IndexWriter will try to delete obsolete files when it is closed.
If the files cannot be deleted immediately for whatever reason (usually
because some IndexReaderIndexSearcher has them open)
it will list the files to deleted in the file "deletable".

On the next update of the index, the other IndexReader(s) should have
closed and reopened by then and the deletes will succeed.

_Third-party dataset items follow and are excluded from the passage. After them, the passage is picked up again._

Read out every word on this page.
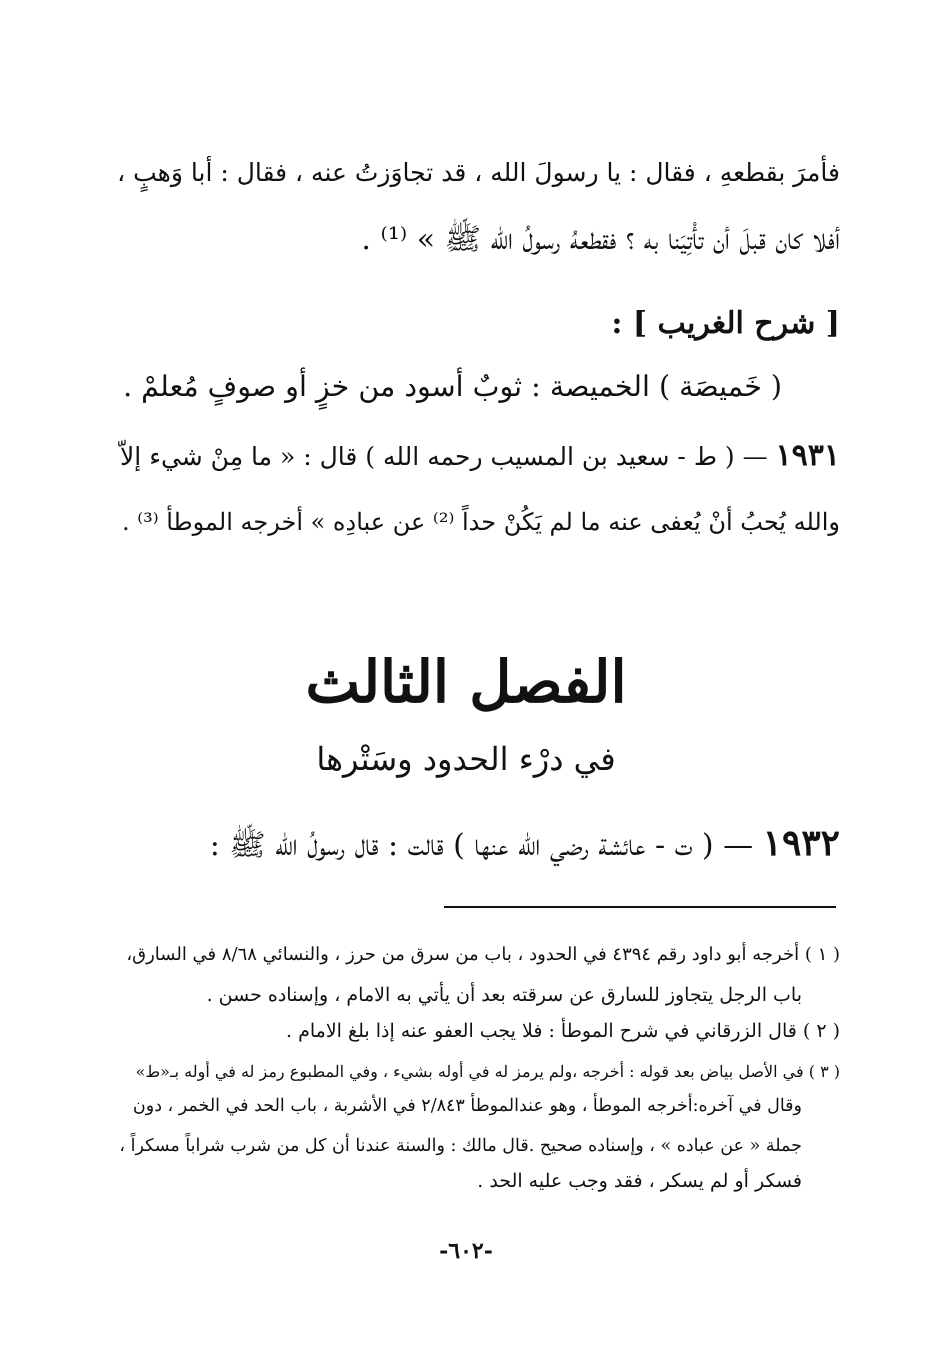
فأمرَ بقطعهِ ، فقال : يا رسولَ الله ، قد تجاوَزتُ عنه ، فقال : أبا وَهبٍ ،
أفلا كان قبلَ أن تأْتِيَنا به ؟ فقطعهُ رسولُ الله ﷺ » ⁽¹⁾ .
[ شرح الغريب ] :
( خَميصَة ) الخميصة : ثوبٌ أسود من خزٍ أو صوفٍ مُعلمْ .
١٩٣١ — ( ط - سعيد بن المسيب رحمه الله ) قال : « ما مِنْ شيء إلاّ
والله يُحبُ أنْ يُعفى عنه ما لم يَكُنْ حداً ⁽²⁾ عن عبادِه » أخرجه الموطأ ⁽³⁾ .
الفصل الثالث
في درْء الحدود وسَتْرها
١٩٣٢ — ( ت - عائشة رضي الله عنها ) قالت : قال رسولُ الله ﷺ :
( ١ ) أخرجه أبو داود رقم ٤٣٩٤ في الحدود ، باب من سرق من حرز ، والنسائي ٨/٦٨ في السارق،
باب الرجل يتجاوز للسارق عن سرقته بعد أن يأتي به الامام ، وإسناده حسن .
( ٢ ) قال الزرقاني في شرح الموطأ : فلا يجب العفو عنه إذا بلغ الامام .
( ٣ ) في الأصل بياض بعد قوله : أخرجه ،ولم يرمز له في أوله بشيء ، وفي المطبوع رمز له في أوله بـ«ط»
وقال في آخره:أخرجه الموطأ ، وهو عندالموطأ ٢/٨٤٣ في الأشربة ، باب الحد في الخمر ، دون
جملة « عن عباده » ، وإسناده صحيح .قال مالك : والسنة عندنا أن كل من شرب شراباً مسكراً ،
فسكر أو لم يسكر ، فقد وجب عليه الحد .
-٦٠٢-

A mechanism to check if there are deletable files present would be handy
so IndexWriter.open and IndexWriter.close can be called even when there
are no other updates to be done.
Or even a method cleanupIndex() or something that retries to delete
deletable files.

The problem is even more present if you recreate an index by passing
true as last parameter while creating the IndexWriter.
Then all the old segments are left in the Directory, but they aren't
even marked as deletable...

I may attach a patch to JIRA one of these days, no promises though...

Luc


-----Original Message-----
From: Mordo, Aviran (EXP N-NANNATEK) [mailto:[EMAIL PROTECTED] 
Sent: donderdag 22 december 2005 22:38
To: java-user@lucene.apache.org
Subject: RE: Basic lucene usage

I'm sorry if I wasn't clear. You can not delete the files themselves,
you delete the documents within the index

-----Original Message-----
From: John Powers [mailto:[EMAIL PROTECTED] 
Sent: Thursday, December 22, 2005 4:11 PM
To: java-user@lucene.apache.org
Subject: RE: Basic lucene usage

I am unable to delete those files while an indexsearcher has them open.
Are you sure that's possible (question/response #1)?

I sorta have to stick to a single directory.   I guess I'll have to work
around that.

-----Original Message-----
From: Mordo, Aviran (EXP N-NANNATEK) [mailto:[EMAIL PROTECTED]
Sent: Thursday, December 22, 2005 3:09 PM
To: java-user@lucene.apache.org
Subject: RE: Basic lucene usage

 

-----Original Message-----
From: John Powers [mailto:[EMAIL PROTECTED]
Sent: Thursday, December 22, 2005 3:40 PM
To: java-user@lucene.apache.org
Subject: RE: Basic lucene usage

>If you open an indexsearcher and keep a single indexsearcher open for
all sessions to use, then can an indexwriter delete the files >and
create
>the new files as needed?    

Yes, but the changes will not show up in the search until you get a new
instance of IndexSearcher.

>To start an indexsearcher, you pass in the directory.  Doesn't that tie
the searcher to the files?  So an indexwriter couldn't come >along and
reindex (delete and recreate) the directory while the searcher has a
hold of those files..correct?

If you want to recreate the index, you'll need to do that on a different
folder and then get a new IndexSearcher Instance that points to the new
folder, once you are done.

>So if I have a single indexsearcher, if I want to recreate the index, I
would have to stop the indexsearcher, go through creating the index,
then get a new fsdirectory for a new indexsearcher, correct?

Yes, but see previous answer for better usability.

HTH

Aviran
http://www.aviransplace.com

-----Original Message-----
From: Mordo, Aviran (EXP N-NANNATEK) [mailto:[EMAIL PROTECTED]
Sent: Tuesday, December 06, 2005 12:19 PM
To: java-user@lucene.apache.org
Subject: RE: Basic lucene usage

Lucene is thread safe, it is recommended that you only have one
IndexSearcher instance. No problems with multiple searches on the same
IndexSearcher.

You can index while searching, as soon as you want the new entries to be
found by the IndexSearcher, just get a new instance of IndexSearcher

Aviran
http://www.aviransplace.com

-----Original Message-----
From: John Powers [mailto:[EMAIL PROTECTED]
Sent: Tuesday, December 06, 2005 1:13 PM
To: java-user@lucene.apache.org
Subject: Basic lucene usage

Am I correct in assuming that I can use lucene by itself as a search
engine
in a website?   If each user session is looking at the fsdirectory and
searching on it, is that ok?   Or do I need to put in a queue or pool
that
handles searching it; only allowing the one thing application-wide to
actually get to the fsdirectory?    Can 100 people look at the
fsdirectory
at the same time?  Or do you generally put in a single entry point that
queues requests for a search from those 100 people?

And I guess I have the same question about writing/indexing.  Locks are
creating as apart of the indexing process, correct?  So you'd definitly
not want multiple people doing that at the same time?  What is the best
practice
to stop that?   

Are locks created as apart of searching?